Do we need Henry's algorithm in play for extracting data from the
message, as well as for the optional validation step?  That would
introduce a mandatory validation step in all messages, which could be
undesirable.

> -----Original Message-----
> From: paul.downey@bt.com [mailto:paul.downey@bt.com]
> Sent: Wednesday, June 15, 2005 8:31 AM
> To: Jonathan Marsh; dorchard@bea.com; www-ws-desc@w3.org
> Subject: LC124: Ignore Unknowns, some proposed text
> 
> I think, as well as offering alternative syntax, Dave's proposal [1]
> is more tightly
> coupled to Henry's technique than mine [2].  So although Dave may have
> some different text in mind, here's my suggestion for the meaning
> of 'Ignore Unknowns'
> 
> Paul
> 
> [1] http://lists.w3.org/Archives/Public/www-ws-desc/2005Jun/0016.html
> [2] http://lists.w3.org/Archives/Public/www-ws-desc/2005Jun/0012.html
> 
> 
> The receiver of a message defined by an XML Schema 1.0 element marked
> with an ignoreUnknows property of 'true' must ignore _unexpected
> items_
> when processing the message.
> 
> Such additional, _unexpected items_ may be defined in a different
> version of the schema which may not be known or available to a
> sender, receiver or a third-party observing the message exchange,
> such as an XML Schema 1.0 validator.
> 
> _Unexpected items_ are attributes and elements not defined by the
> schema
> for a particular element. _Unexpected items_ may appear in any
> namespace
> including the targetNamespace of a known schema, as well as in
> a namespace for which no schema is currently known.
> 
> In the case of an unexpected element, it is the entire element tree,
> including any child elements, child attributes and content which
> must be ignored.
> 
> Beofore checking the validity of a message contents against an XML
> Schema
> element marked with an ignoreUnknowns property value of 'true', any
> _unexpected items_should be first removed from the message.

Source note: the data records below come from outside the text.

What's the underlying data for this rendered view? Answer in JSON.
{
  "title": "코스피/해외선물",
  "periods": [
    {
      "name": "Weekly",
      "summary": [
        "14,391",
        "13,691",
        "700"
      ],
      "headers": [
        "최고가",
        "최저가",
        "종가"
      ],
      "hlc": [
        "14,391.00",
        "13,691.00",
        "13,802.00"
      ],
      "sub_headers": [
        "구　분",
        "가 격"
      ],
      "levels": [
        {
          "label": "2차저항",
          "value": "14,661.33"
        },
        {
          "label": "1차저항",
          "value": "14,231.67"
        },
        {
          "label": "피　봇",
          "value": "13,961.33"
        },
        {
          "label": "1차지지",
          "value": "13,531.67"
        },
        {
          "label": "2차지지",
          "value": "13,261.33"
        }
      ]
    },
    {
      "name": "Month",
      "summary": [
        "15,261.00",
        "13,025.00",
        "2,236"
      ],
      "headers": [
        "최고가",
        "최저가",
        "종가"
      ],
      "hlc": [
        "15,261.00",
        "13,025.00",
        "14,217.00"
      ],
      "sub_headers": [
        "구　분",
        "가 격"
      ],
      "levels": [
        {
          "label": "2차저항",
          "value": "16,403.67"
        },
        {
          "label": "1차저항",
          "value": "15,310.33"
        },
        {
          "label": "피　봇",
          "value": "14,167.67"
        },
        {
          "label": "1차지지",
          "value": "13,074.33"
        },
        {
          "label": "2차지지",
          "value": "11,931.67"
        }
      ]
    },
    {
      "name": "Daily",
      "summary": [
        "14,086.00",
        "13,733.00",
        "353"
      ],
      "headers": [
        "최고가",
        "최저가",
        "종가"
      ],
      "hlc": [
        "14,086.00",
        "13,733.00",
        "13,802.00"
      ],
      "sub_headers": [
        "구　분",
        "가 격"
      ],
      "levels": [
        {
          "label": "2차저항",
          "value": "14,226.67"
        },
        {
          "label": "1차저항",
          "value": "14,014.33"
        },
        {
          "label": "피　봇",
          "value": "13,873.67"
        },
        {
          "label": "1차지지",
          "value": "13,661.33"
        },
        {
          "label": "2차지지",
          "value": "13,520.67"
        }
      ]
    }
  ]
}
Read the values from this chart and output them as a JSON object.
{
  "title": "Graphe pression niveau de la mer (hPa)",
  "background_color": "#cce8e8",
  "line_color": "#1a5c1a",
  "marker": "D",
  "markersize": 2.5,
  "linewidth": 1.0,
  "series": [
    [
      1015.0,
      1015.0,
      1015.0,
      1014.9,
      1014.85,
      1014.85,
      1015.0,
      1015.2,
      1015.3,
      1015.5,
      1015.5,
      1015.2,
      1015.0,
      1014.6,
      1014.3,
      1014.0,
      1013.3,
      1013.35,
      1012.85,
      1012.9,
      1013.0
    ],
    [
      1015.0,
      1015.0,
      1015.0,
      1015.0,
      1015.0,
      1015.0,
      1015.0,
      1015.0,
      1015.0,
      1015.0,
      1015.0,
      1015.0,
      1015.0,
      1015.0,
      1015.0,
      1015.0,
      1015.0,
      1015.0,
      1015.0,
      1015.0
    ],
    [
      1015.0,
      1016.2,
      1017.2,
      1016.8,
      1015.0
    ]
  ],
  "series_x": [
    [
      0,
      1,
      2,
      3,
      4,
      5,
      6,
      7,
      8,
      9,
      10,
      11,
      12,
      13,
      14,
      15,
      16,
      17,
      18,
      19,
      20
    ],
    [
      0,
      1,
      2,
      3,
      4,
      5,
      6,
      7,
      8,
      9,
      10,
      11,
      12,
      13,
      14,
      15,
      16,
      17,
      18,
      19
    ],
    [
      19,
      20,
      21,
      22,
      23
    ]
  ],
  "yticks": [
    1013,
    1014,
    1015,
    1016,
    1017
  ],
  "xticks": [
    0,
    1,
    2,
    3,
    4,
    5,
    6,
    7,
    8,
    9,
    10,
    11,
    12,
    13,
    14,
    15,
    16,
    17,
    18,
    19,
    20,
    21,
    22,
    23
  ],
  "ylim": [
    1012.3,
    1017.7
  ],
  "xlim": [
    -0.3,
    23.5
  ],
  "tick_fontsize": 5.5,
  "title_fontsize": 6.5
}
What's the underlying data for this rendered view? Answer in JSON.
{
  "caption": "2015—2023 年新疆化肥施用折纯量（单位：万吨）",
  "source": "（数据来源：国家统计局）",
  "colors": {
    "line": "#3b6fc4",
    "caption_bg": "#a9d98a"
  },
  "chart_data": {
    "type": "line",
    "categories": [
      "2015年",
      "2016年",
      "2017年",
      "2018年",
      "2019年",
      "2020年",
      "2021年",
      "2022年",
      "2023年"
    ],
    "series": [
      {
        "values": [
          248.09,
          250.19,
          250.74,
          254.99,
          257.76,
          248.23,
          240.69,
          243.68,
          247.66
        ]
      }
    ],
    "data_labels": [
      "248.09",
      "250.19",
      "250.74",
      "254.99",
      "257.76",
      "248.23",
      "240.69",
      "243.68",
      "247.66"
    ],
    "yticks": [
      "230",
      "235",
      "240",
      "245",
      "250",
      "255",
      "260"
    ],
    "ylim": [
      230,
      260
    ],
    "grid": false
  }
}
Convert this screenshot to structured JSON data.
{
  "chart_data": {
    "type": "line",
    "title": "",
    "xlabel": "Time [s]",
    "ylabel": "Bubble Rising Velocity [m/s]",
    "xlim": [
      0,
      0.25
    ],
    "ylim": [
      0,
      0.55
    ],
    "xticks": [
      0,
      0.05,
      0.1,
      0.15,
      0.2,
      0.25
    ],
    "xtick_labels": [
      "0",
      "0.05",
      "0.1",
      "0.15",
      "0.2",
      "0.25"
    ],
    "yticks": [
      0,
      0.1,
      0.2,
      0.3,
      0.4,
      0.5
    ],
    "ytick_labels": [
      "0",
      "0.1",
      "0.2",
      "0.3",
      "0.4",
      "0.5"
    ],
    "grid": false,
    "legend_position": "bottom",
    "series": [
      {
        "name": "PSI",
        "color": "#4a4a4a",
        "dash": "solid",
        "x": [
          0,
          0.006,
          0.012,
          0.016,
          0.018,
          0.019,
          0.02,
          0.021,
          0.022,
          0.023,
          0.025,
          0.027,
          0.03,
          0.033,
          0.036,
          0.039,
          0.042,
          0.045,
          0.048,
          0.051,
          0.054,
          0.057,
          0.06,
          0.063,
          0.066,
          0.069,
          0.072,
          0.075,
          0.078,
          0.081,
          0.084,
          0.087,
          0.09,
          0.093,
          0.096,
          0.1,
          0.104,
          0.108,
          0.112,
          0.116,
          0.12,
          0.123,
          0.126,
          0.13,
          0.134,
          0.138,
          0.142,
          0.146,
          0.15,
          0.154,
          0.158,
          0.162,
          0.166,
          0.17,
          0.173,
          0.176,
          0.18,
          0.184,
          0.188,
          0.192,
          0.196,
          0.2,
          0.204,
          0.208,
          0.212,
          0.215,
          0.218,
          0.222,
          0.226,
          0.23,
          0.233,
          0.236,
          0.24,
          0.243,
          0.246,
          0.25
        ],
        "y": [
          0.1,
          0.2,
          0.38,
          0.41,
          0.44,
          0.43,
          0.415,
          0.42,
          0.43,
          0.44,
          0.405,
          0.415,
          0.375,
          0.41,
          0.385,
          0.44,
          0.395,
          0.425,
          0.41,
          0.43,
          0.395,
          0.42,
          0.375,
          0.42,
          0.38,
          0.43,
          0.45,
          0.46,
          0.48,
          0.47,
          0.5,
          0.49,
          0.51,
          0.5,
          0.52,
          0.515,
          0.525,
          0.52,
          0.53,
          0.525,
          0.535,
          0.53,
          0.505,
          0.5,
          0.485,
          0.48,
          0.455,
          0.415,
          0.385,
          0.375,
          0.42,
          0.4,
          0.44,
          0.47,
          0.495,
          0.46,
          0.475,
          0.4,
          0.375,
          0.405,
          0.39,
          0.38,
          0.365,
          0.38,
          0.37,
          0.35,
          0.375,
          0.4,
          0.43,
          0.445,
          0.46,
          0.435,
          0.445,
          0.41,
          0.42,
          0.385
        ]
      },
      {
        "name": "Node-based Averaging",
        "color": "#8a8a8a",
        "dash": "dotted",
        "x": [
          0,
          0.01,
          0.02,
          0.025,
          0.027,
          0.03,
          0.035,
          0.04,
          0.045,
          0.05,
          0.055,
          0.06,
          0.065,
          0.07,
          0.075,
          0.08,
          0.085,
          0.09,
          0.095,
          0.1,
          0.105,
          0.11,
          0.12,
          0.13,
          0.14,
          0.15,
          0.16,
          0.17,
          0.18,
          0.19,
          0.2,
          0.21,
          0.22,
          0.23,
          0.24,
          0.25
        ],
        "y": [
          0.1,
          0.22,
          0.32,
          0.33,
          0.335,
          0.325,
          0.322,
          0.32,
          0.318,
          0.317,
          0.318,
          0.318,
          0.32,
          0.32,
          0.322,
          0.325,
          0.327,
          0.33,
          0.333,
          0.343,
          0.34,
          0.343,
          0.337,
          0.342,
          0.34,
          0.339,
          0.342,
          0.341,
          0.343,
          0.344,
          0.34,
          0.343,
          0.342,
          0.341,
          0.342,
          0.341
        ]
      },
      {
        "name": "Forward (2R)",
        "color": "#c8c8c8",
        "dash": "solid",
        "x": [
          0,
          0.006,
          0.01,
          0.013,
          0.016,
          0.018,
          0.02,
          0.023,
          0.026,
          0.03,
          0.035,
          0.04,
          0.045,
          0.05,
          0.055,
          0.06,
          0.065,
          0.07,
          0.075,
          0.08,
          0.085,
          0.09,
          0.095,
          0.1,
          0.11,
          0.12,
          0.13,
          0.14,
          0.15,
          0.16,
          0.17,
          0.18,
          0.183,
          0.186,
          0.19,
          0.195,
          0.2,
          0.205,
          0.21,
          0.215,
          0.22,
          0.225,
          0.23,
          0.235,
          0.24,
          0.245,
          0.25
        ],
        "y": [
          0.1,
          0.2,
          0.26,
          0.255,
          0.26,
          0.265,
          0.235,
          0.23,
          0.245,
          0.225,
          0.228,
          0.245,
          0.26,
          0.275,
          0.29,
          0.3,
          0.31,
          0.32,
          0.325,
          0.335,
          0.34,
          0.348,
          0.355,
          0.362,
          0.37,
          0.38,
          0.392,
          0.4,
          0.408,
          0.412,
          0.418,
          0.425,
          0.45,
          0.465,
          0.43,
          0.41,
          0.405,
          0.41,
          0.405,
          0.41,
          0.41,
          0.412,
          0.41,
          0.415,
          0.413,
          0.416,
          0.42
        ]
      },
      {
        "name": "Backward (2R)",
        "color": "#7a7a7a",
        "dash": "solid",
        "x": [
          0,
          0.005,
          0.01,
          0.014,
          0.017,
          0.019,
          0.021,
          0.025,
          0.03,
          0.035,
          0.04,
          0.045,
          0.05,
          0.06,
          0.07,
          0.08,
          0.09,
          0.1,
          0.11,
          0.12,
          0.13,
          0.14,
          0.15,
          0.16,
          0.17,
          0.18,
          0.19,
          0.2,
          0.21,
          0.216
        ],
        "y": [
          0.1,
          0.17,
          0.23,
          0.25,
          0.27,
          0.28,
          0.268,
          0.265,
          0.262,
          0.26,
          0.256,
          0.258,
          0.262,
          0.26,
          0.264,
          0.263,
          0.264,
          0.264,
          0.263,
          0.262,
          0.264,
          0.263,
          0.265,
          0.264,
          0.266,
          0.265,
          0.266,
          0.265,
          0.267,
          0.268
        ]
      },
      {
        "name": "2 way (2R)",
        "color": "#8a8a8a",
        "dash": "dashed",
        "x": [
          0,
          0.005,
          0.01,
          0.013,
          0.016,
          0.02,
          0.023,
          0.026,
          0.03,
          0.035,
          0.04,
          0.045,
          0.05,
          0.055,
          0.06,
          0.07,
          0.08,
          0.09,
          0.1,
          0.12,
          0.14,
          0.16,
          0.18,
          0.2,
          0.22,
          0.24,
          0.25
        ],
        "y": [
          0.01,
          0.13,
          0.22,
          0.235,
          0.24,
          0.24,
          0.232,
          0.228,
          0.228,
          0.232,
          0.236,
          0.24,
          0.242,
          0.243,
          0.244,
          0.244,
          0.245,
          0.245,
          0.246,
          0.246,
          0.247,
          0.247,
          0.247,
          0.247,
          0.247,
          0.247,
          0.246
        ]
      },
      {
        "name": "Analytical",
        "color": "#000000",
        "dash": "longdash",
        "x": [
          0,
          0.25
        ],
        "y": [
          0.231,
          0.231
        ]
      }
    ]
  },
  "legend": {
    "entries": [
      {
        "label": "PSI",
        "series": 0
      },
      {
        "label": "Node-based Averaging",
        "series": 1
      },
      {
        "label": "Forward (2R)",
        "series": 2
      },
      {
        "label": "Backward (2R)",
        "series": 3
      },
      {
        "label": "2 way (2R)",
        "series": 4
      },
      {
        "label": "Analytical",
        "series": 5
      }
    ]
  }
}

> How this removal should be achieved is undefined by this
> specification.
> 
> [[
>     Note: A number of different methods of identifying and removing
>     _unexpected items_ exist. One such technique is to apply the XPath
>     "*[pe:validity()='notKnown']" on the Post Schema Validation
> Infoset
>     (PSVI) produced as a result of XML Schema 1.0 validation.
>     For more information see [XML Schema: Structures]
>     and [some Appendix|Primer|Note|Whatever with a write up of
>     Henry's demo
> ]]
> 
>

Received on Wednesday, 15 June 2005 17:36:32 UTC